Hattingh cautions that while shoplifting is a real and growing concern, loss prevention should be looked at in a holistic manner. “Retailers need to identify the real problem areas instead of taking a knee-jerk approach to losses by pointing the finger solely at shoplifting. It is important to focus on compliance and identify end-to-end solutions.”
“This is why it is important that while designing and recommending loss prevention strategies to retailers, the shopper must always be the first consideration. The last thing you want to do is annoy your loyal customers with intrusive security measures while trying to deter shoplifters.”
According to Hattingh, key aspects of electronic article surveillance retailers should focus on, and particularly in the build-up to the festive season, include:
• Regular testing and calibration: Essential to minimise false alarms and enhance detection accuracy.

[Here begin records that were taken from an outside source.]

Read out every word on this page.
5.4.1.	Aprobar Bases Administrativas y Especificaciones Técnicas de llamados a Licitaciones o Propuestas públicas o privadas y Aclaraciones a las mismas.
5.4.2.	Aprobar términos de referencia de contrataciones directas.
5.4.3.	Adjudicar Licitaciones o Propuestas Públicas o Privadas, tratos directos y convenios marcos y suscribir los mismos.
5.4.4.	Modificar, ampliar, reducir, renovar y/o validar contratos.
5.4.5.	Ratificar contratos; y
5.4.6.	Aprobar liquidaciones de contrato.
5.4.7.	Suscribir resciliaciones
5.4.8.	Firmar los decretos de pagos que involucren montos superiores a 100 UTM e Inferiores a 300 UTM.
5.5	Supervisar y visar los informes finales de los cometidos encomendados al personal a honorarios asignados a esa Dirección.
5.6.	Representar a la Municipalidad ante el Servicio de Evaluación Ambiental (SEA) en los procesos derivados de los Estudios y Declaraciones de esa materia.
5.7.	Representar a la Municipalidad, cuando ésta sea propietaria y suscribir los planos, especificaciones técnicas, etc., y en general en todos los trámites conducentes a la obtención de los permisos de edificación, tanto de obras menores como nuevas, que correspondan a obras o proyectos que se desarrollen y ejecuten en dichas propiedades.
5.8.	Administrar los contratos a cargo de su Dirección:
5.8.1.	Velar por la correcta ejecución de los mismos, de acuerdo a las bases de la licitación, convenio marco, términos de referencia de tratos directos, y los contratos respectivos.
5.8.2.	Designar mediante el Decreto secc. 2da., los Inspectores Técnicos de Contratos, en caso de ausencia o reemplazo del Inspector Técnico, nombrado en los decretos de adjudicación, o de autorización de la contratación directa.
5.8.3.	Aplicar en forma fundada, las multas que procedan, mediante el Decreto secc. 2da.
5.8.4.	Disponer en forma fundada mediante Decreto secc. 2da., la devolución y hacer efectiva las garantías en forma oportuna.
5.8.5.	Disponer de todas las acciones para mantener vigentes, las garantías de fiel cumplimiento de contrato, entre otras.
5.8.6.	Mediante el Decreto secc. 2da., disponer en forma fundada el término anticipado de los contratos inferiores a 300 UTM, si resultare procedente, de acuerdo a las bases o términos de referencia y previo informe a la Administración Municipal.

• Strategic tagging: Strategically placing security tags on high-value, popular or frequently targeted items.
Hattingh notes, “RFID technology has already gained popularity in the retail industry, allowing for efficient inventory management, improved supply chain visibility and seamless customer experiences. Retailers are increasingly leveraging RFID tags on products to track inventory in real time to facilitate automated checkout processes and enable personalised marketing efforts.”
“Retailers are increasingly implementing contactless payment options, including QR codes to provide seamless and safe checkout experiences. As customers continue to embrace the convenience and security offered by contactless payment, we predict that the local retail landscape will undergo notable transformations too in the foreseeable future.”